Bumped into him at the general store the other day, and we could see the gnome in the distance. Huge underpants on his head. The gnome's, not Tony's. School holidays.

"Back from the great ungnome, Tony?"

"Learned my lesson. Went to some TMA meetings. "


"Tiny Miners Anonymous."

"You paid the fine?"

"Gnome and contents covered most of it. Lost my collection of Gnome and Garden originals though."

Time to cut him some slack.

"Training starts next week."

"Yeah, I'll be there."

"Good to hear."

A smug look. "Got something on," he said, "Operation Barbican. You'll love it, Jake."

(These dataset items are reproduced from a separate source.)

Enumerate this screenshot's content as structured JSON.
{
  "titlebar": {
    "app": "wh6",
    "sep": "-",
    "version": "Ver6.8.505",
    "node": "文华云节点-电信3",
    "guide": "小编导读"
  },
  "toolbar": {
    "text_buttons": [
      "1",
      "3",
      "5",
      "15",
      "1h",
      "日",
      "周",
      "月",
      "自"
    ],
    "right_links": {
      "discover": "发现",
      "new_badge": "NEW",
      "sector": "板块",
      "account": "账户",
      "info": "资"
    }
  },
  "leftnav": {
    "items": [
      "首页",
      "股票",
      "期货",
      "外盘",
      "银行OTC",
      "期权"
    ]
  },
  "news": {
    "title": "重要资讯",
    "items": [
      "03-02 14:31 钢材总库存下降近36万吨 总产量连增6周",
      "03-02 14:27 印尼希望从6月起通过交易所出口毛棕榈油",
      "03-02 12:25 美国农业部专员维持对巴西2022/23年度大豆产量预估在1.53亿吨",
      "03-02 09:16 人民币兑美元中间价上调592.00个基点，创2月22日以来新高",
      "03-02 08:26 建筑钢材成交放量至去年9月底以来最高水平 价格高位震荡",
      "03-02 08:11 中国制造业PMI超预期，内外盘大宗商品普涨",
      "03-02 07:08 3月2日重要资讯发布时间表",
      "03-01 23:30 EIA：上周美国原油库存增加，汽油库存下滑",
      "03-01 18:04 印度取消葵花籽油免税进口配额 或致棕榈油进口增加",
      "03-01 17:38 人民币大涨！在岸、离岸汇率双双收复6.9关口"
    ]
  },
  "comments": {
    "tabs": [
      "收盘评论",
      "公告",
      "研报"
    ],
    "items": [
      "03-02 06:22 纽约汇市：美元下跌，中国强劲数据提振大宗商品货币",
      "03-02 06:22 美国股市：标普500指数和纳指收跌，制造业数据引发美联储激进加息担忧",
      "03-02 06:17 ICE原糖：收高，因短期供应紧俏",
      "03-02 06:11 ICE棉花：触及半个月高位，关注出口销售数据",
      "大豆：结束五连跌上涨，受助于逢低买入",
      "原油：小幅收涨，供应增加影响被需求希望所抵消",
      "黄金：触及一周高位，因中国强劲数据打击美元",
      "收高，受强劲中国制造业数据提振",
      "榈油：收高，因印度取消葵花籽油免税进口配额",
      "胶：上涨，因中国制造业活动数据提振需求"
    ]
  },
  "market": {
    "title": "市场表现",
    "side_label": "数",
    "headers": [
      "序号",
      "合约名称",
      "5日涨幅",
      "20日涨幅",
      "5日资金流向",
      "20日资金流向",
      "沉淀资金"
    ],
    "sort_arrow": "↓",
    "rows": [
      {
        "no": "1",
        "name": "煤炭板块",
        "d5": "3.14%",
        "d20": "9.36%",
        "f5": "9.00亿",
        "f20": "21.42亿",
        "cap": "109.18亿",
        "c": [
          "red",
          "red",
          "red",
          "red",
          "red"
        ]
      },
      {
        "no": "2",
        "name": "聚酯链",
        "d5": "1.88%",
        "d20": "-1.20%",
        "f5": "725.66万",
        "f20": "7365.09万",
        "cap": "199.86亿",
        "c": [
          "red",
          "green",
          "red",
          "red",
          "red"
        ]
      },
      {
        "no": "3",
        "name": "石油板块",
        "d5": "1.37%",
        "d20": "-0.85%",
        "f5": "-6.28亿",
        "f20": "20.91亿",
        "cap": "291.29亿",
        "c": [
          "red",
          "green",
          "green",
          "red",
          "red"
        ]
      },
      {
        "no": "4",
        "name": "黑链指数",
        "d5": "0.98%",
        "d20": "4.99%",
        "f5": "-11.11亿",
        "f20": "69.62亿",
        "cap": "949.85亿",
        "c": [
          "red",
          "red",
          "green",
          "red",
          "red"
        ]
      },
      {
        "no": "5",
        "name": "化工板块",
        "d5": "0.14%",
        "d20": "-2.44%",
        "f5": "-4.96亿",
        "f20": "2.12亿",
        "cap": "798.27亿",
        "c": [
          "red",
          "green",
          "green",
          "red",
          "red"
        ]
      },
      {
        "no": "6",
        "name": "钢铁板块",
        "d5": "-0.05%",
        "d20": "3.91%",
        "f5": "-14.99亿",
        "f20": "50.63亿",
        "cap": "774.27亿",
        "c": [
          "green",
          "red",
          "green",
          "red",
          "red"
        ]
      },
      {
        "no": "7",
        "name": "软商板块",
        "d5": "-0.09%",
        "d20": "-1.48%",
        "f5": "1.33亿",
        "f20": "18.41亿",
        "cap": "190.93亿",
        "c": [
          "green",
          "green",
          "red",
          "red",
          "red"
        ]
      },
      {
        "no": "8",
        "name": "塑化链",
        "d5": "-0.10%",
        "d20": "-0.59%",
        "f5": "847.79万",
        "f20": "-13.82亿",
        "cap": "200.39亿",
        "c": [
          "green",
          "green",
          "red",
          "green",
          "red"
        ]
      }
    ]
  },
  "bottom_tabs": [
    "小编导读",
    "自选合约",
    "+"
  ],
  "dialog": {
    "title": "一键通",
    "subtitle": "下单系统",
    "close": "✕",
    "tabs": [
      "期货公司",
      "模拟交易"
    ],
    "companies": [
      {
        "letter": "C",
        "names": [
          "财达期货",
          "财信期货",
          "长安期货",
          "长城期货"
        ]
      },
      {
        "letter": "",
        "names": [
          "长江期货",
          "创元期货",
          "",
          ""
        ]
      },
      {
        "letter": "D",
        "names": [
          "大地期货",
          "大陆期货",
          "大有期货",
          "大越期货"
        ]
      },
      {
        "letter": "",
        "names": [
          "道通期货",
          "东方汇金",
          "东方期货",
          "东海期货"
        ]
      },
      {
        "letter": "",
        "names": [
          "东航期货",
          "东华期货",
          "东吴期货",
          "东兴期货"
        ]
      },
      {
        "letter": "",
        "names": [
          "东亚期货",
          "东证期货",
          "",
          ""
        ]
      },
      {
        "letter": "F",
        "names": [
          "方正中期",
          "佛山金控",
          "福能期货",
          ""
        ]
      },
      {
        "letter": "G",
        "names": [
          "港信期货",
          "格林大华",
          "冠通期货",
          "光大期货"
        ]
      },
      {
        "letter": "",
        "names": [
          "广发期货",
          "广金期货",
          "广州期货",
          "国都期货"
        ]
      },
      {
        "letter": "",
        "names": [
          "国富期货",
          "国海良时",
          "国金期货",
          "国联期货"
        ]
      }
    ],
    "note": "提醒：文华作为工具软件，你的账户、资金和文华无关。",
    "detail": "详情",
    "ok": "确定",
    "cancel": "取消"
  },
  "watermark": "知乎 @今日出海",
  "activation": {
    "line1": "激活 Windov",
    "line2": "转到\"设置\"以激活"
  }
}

"What? You're building a fortified outpost confronting the Southern ocean, defying the winds, steadfast against the onslaught of the waves, crenelated walls providing the onlooker with vantage points unparalleled along the entire coast? A mighty edifice that says here I stand, staunch against the perils of life come what may? Something that says against all the odds I have self-actualised? Something that..."

His eyes glazing.

"Fuck off. And you can forget my number if you ever go into real estate."

So not a new house. Operation Barbican? Shook my head, no bells ringing. Bumped into Bernie down at the Taupe.

"Seen this?" he said, waving his ipad.


"New boat artefact problem. Border patrol back on alert, search and destroy missions in train. Shiploads of smuggled dolls, Barbies and Kens. Lost out to Trump figurines in the States."

Barbies and Kens, I thought, and suddenly it hit me - Operation BarbiKen. Surely not even Tony would stoop…? Of course he would and I was sure the figurines would soon follow the Barbies. Boat Trumps, there was a thought. Still, nothing I could do for the moment. Just our own gnome left and I looked at it, feeling a little melancholy. Gnome alone, I thought.